Anderen Tech-Beteiligungen Berkshires erging es im vierten Quartal 2025 indes noch schlechter: So wurden durch die Investmentfirma satte 77 Prozent der 10 Millionen Amazon-Aktien im Portfolio veräußert. Zu den „Gewinnern“ zählte hingegen ein ungewöhnliches Investment: Berkshire kaufte knapp 5 Millionen Anteilsscheine an der Zeitung New York Times, mit rund 350 Millionen Dollar waren die allerdings ein Schnäppchen. Berkshire war zuvor 2020 aus dem Zeitungsgeschäft ausgestiegen. Bis dahin besaß Berkshire eine Lokalzeitungsgruppe.

Die Apple-Aktie hat aktuell einen Unternehmenswert von knapp 3,8 Billionen Dollar.

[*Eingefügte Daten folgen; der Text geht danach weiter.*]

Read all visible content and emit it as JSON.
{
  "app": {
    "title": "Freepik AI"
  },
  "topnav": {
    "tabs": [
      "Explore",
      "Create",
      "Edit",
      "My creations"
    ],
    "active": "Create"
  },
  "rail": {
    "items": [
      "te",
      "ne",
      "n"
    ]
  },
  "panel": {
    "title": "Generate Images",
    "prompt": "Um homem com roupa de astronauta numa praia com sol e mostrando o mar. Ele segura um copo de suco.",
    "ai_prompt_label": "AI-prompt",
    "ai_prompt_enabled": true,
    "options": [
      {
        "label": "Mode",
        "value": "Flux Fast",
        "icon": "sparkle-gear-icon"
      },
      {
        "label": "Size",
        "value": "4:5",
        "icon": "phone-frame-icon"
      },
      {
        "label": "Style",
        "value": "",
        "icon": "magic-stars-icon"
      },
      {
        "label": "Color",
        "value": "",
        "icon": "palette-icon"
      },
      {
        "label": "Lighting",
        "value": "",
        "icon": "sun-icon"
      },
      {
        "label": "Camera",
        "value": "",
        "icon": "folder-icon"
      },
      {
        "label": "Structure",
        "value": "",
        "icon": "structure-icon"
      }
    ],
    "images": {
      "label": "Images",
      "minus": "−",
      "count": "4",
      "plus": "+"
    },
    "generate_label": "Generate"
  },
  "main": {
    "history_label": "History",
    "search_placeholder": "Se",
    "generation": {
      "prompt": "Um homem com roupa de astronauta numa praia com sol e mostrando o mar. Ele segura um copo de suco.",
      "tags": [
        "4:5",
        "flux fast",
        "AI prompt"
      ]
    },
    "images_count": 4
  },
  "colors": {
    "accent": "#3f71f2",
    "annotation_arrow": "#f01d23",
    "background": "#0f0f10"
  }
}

Buffett, der Berkshire Hathaway 60 Jahre lang führte, hatte sich vor nunmehr zehn Jahren entschieden, erstmals in den Tech-Sektor einzusteigen – und wählte Apple. 2023 sagte Buffett bei der Aktionärskonferenz von Berkshire, das iPhone sei ein „außergewöhnliches Produkt“, das die Leute einfach nicht abgeben wollten.

„Apple ist bei den Verbrauchern in einer Position, in der sie 1.500 Dollar für ein Telefon bezahlen“, so Buffett. Die Investmentfirma macht traditionell keine bis wenig Angaben dazu, warum sie Entscheidungen trifft. Bei Apple profitierte Berkshire auch von den reichhaltigen Dividendenzahlungen. 2023 hielt die Buffett-Firma noch 5,6 Prozent an Apple.